兎年で注目!今年大人気の岡崎神社を目指す散策へ
まずは京阪電車の出町柳駅からスタート。今出川通を東へ進み、万里小路通を南へ下ると京土産でも大人気の金平糖の専門店「緑寿庵清水」が見えてくる。続いて東一条通を東へ進むと、北側にはヴォーリズ建築の京都大学YMCA青年会館、さらに東大路通を越えて京都大学の正門前を過ぎると吉田神社の参道に繋がる。
吉田神社は貞観元(859)年に藤原山蔭によって創建された古社で、鬼門封じの役割も果たしてきた。室町後期には神社の宮司であった吉田兼倶が唯一神道を唱えたことから、神社界の評価を高め、全国の宮司の任命権を担ったという。
1月半ばからは節分祭の準備に取り掛かって境内が活気づいてきた。福引付きで大人気の節分の豆も、実はこの頃から社務所で販売されている。
全国の3132柱が祀られている斎場所大元宮を過ぎて、竹中稲荷神社の鳥居をくぐると、左手には竹中稲荷神社への参道、右手は宗忠神社の境内へと入れる。幕末に黒住教を創始した黒住宗忠をご祭神としており、文久2(1862)年に創建された。
朝廷内での崇敬が厚く、孝明天皇の唯一の祈願所となった歴史を持つ。表参道が桜と楓の隠れた名所であり、そこから進んで第57代陽成天皇の御陵を過ぎると真如堂の入口にたどり着く。
真如堂は永観2(984)年に戒算上人によって創建された天台宗寺院で、本尊は慈覚大師作の「うなずきの弥陀」だ。慈覚大師が民衆、特に女性をお救いくださいますか?と尋ねると、首を大きく縦に振った逸話から名がついた。ご開帳は11月15日の1日のみ。紅葉が美しくなる時期なので、ぜひその日にも訪れたい。本堂の奥には有料拝観のエリアもあり、涅槃の庭、隨縁の庭という二つの名庭と襖絵を楽しむことができる。

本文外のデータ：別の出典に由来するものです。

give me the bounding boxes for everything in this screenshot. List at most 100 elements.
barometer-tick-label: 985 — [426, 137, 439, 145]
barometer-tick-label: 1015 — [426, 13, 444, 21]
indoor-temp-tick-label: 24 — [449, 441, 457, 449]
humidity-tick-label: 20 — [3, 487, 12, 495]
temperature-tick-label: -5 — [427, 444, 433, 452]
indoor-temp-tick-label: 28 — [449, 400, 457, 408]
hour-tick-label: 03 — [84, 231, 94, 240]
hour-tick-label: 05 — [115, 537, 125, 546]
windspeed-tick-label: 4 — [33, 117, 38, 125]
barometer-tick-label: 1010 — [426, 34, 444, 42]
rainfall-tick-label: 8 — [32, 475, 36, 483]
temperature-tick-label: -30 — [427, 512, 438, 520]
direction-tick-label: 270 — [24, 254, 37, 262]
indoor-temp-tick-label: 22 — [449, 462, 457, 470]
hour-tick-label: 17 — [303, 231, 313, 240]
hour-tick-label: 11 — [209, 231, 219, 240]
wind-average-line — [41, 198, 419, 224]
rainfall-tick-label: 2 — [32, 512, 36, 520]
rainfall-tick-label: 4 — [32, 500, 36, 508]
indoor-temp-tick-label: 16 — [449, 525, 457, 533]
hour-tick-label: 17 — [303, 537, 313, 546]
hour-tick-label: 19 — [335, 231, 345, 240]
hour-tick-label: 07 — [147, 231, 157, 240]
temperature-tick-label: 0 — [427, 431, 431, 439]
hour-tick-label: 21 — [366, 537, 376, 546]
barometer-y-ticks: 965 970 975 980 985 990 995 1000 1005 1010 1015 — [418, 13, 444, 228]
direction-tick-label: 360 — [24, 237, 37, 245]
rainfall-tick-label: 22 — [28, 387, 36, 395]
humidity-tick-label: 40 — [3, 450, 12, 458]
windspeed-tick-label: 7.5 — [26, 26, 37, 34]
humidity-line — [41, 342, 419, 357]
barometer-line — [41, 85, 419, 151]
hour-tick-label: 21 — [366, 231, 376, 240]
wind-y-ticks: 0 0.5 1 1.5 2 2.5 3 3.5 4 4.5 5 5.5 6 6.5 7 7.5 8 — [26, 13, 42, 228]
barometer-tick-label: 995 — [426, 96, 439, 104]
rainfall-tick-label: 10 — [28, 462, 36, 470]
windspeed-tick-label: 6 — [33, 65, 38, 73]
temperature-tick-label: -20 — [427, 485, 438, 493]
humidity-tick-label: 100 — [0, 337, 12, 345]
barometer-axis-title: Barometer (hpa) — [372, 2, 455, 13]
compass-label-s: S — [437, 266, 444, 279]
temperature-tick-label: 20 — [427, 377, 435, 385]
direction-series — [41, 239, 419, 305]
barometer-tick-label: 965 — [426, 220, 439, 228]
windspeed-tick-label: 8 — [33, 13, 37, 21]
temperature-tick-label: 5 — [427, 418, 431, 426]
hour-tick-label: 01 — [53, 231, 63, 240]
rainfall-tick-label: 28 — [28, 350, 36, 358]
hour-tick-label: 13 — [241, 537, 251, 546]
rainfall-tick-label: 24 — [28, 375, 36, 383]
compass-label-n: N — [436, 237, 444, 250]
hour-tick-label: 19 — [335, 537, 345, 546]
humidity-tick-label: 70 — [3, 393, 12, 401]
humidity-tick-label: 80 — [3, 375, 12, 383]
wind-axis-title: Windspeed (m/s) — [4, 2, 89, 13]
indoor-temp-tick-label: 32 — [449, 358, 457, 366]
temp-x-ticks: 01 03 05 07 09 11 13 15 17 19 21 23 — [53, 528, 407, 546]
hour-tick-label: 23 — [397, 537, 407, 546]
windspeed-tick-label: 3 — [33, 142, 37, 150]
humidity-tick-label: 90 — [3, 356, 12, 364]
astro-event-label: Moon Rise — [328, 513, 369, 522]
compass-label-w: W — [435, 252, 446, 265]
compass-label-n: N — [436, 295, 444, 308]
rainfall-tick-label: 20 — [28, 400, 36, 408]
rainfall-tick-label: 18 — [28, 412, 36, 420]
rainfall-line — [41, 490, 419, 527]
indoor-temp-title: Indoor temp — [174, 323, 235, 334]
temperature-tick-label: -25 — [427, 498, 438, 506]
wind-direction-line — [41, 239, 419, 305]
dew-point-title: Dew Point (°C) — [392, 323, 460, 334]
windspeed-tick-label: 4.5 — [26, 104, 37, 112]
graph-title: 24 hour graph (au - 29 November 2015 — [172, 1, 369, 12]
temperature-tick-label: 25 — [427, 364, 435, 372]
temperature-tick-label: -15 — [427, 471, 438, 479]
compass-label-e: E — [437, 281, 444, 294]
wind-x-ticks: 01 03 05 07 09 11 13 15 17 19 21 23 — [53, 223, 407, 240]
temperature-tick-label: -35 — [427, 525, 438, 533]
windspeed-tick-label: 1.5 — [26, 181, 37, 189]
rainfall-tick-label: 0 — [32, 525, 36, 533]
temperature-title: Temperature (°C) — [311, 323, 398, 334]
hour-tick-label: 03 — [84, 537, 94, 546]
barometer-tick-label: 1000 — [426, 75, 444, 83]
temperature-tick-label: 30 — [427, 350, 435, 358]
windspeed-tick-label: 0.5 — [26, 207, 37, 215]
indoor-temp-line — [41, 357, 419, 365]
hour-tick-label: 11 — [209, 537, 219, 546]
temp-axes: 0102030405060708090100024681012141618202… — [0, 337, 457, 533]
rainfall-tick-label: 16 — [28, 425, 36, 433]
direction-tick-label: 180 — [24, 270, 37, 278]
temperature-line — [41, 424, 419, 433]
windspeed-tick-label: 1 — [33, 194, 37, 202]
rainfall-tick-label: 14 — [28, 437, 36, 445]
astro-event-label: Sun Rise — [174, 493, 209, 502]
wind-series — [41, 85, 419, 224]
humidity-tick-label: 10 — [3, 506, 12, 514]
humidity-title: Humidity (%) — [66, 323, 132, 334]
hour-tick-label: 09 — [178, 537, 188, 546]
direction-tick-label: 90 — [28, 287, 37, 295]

その後は、墓地の横を抜けて金戒光明寺を目指す。塔頭寺院である西雲院が管理する会津墓地の横を過ぎると、徳川秀忠の菩提を弔うために建立された三重塔が見えてくる。こちらから西方への景色は、西方浄土を意識させるような抜群の景色となっている。階段を降り切る直前右手には、近年盛り上がった髪型が人気の五劫思惟阿弥陀仏もあるので見逃さないようにしたい。
金戒光明寺は法然上人が承安5(1175)年に比叡山を降りて、この地で最初に念仏をあげたことに由来し、徳川家の保護も受けて浄土宗の大本山のひとつとして栄えてきた。
幕末には会津藩が1000名の藩兵を率いて京都守護職の本陣を置いたことでも知られる。昭和19年再建の御影堂には法然上人像、慶長10(1605)年再建の阿弥陀堂には恵心僧都の最後の作とされる「お止めの如来」が祀られている。御影堂前の熊谷次郎直実の鎧掛けの松や、美しく飾られた花手水など見所がつきない。
そしていよいよ金戒光明寺の南門を潜って岡崎神社へ。平安京創建当初から東を守る東天皇社として創建され、八坂神社と同じスサノオノミコトを祀ってきた。周辺に野兎が多く生息していたことから兎が神使いとなり、境内に多くの兎が配置されていることから、今年は干支参りで大人気となっている。
兎は多産であることから安産のご利益、さらにスサノオノミコトが妻の櫛稲田姫と見事に結ばれたことから縁結びとしても人気だ。ぜひこの1月2月中に訪れてみてほしい。